Lynn Public Schools teachers will receive 2 percent raise under new contract

LYNN — Lynn Public School teachers will receive a 2 percent raise for two years under the terms of a new agreement.

The Lynn Teachers Union, which has 1,248 members, and the School Committee have agreed to a two-year teachers’ contract, which includes raises, a step wage increase, higher pay for substitutes, and more preparation time for elementary school teachers.

“We work really hard and respect is shown through how you value us, and that’s one of the ways you can show us our value,” said Sheila O’Neil, president of the Lynn Teachers Union. “I’m happy with what we were able to get, considering the city’s financial needs.” 

Eliminated from the agreement was a flat fee for teachers who travel, which was changed to payment by the mile under IRS guidelines. 

“We have some of the most extensive changes in the past 20 years in this contract,” said School Committee member Michael Satterwhite. “We are more competitive and spending wisely.” 

The contract has been ratified by the union and was approved by the School Committee last week after 11 months of negotiations. Talks had been stalled because of the city’s unstable financial condition, and were halted entirely for health insurance negotiations in the spring. The union had been operating under an expired contract since Aug. 31, 2018. 

The new agreement is retroactive to Sept. 1 and expires on Aug. 31, 2021. All teachers will receive a 2 percent raise for this school year, and the same for next year. A 2 percent raise equates to about a $2.6 million increase in spending, according to Superintendent Dr. Patrick Tutwiler.  

Also negotiated was an additional $500 to existing step increases for the first five years of a teacher’s employment in the district, or new teachers without longevity pay, which makes Lynn more competitive in comparison to surrounding districts, according to O’Neil.

Increased pay for teachers was made possible because of an approximate $19 million increase in Chapter 70 state aid to the schools.

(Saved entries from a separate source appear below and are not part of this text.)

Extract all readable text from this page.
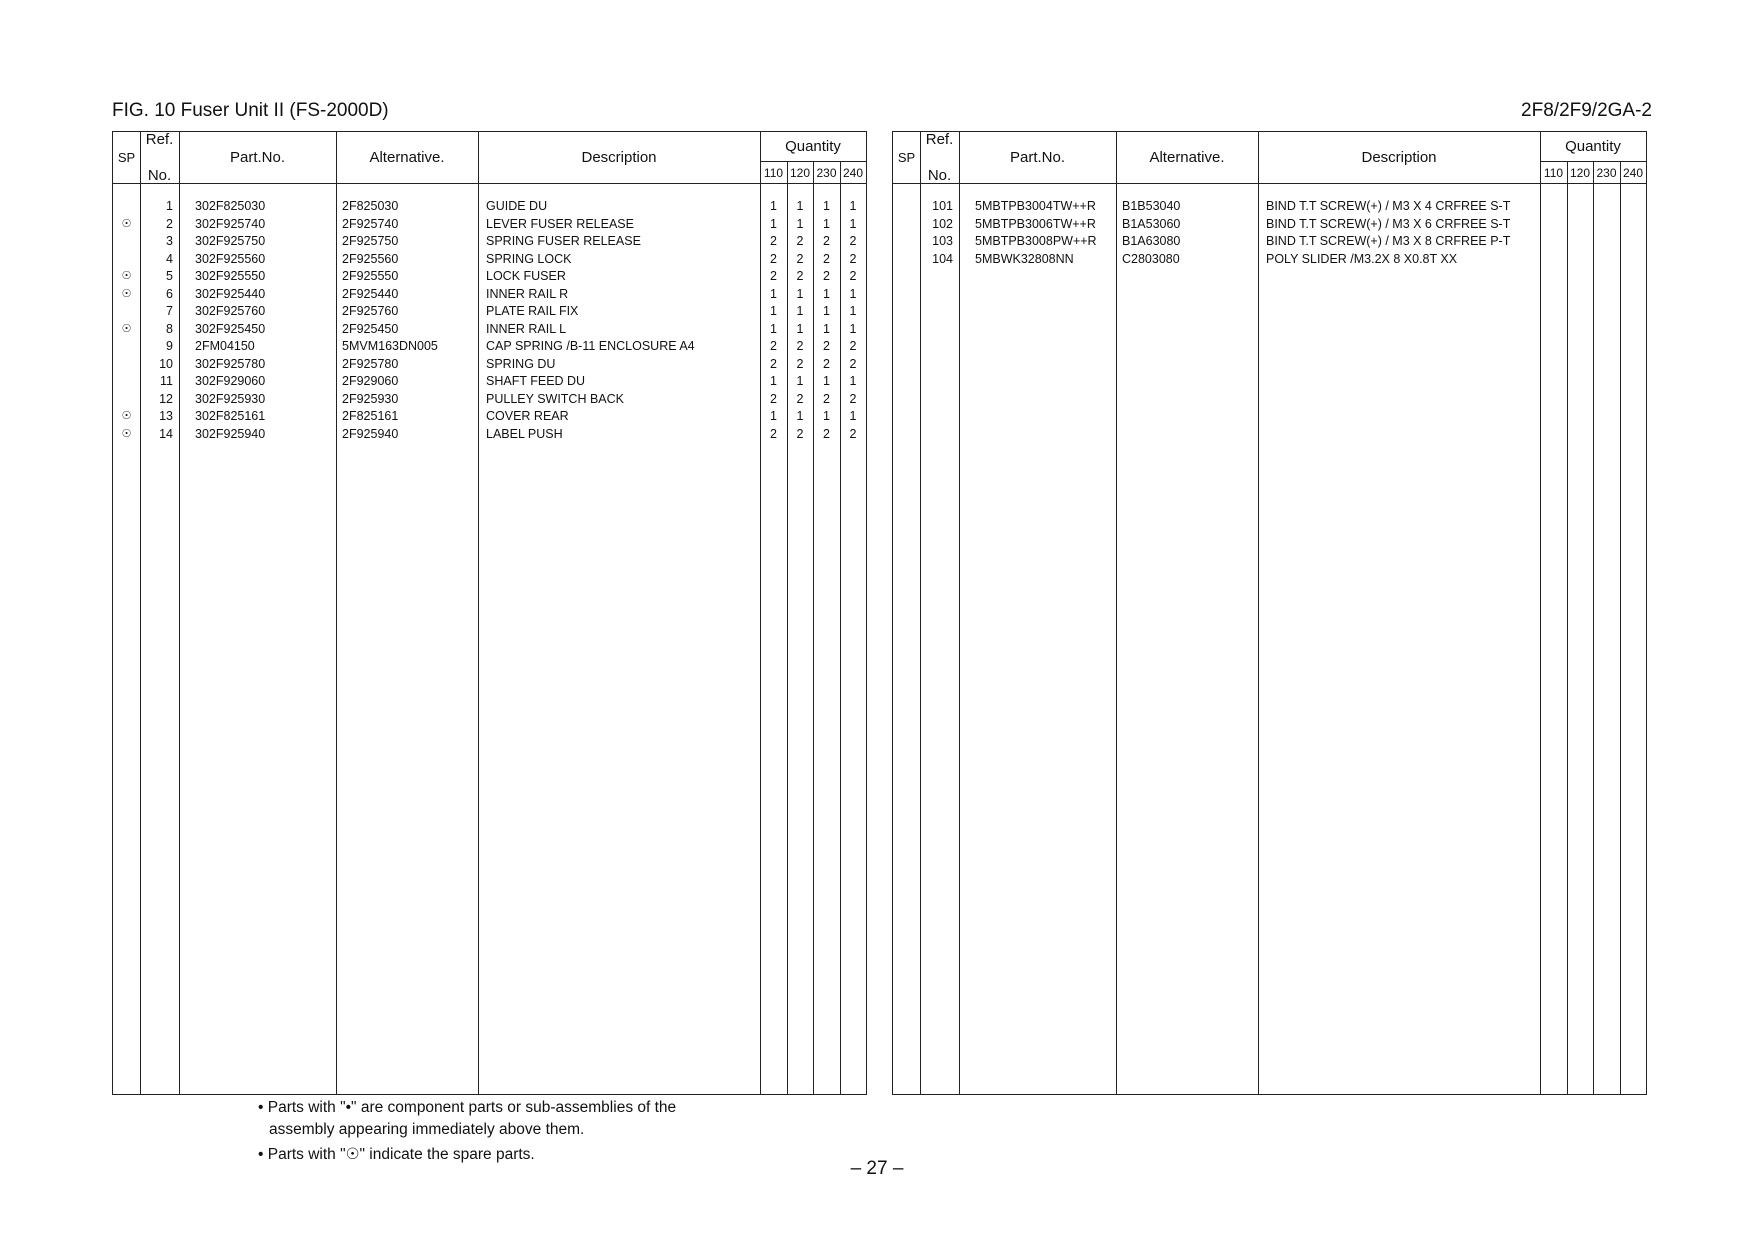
FIG. 10 Fuser Unit II (FS-2000D)	2F8/2F9/2GA-2
SP
Ref.

No.
Part.No.	Alternative.	Description
Quantity
110 120 230 240
1 302F825030	2F825030	GUIDE DU	1	1	1	1
☉	2 302F925740	2F925740	LEVER FUSER RELEASE	1	1	1	1
3 302F925750	2F925750	SPRING FUSER RELEASE	2	2	2	2
4 302F925560	2F925560	SPRING LOCK	2	2	2	2
☉	5 302F925550	2F925550	LOCK FUSER	2	2	2	2
☉	6 302F925440	2F925440	INNER RAIL R	1	1	1	1
7 302F925760	2F925760	PLATE RAIL FIX	1	1	1	1
☉	8 302F925450	2F925450	INNER RAIL L	1	1	1	1
9 2FM04150	5MVM163DN005	CAP SPRING /B-11 ENCLOSURE A4	2	2	2	2
10 302F925780	2F925780	SPRING DU	2	2	2	2
11 302F929060	2F929060	SHAFT FEED DU	1	1	1	1
12 302F925930	2F925930	PULLEY SWITCH BACK	2	2	2	2
☉	13 302F825161	2F825161	COVER REAR	1	1	1	1
☉	14 302F925940	2F925940	LABEL PUSH	2	2	2	2
SP
Ref.

No.
Part.No.	Alternative.	Description
Quantity
110 120 230 240
101 5MBTPB3004TW++R	B1B53040	BIND T.T SCREW(+) / M3 X 4 CRFREE S-T
102 5MBTPB3006TW++R	B1A53060	BIND T.T SCREW(+) / M3 X 6 CRFREE S-T
103 5MBTPB3008PW++R	B1A63080	BIND T.T SCREW(+) / M3 X 8 CRFREE P-T
104 5MBWK32808NN	C2803080	POLY SLIDER /M3.2X 8 X0.8T XX

• Parts with "•" are component parts or sub-assemblies of the
assembly appearing immediately above them.

• Parts with "☉" indicate the spare parts.

– 27 –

Still raises are lower than the 2½ percent given in the last contract, O’Neil said. 

Substitute pay increases from $75 to $100, with building substitute pay increasing from $100 to $130. 

Tutwiler said he was happy with the contract because of the balance of the economic package and some of the working conditions, pointing to the increase in preparation time for elementary school teachers. Starting next school year, those teachers will be given an extra 40-minute session of prep time per week, or four sessions instead of three. 

Tutwiler said the demand on elementary educators is high, and the extra period will allow them time to complete the “ever-increasing” amount of tasks related to the job, which includes assessing student work and reaching out to parents.  

“It’s something I understand they’ve been asking for, for a long time,” said Tutwiler. “From my standpoint, it’s not a function of just giving folks what they ask for. It’s about trying to understand the need and trying to create a better working condition for a critical piece of the operation.” 

Both O’Neil and Tutwiler credited the collaborative nature of the negotiations, which led to the two sides coming to an amicable agreement. 

“I feel like we didn’t have to compromise,” said O’Neil. “I felt like it was very collaborative. We worked together for the first time in many years. LPS had proposals. Many of our proposals were similar. (We were) like-minded in what we wanted to do for the city.” 

The teachers’ contract follows a Health Insurance Memorandum of Agreement reached over the summer between the city and its dozen unions, including the teachers’ union. The memorandum provides health insurance coverage from July 1, 2020 to June 30, 2022 and a 1½ percent retroactive raise for fiscal year 2019.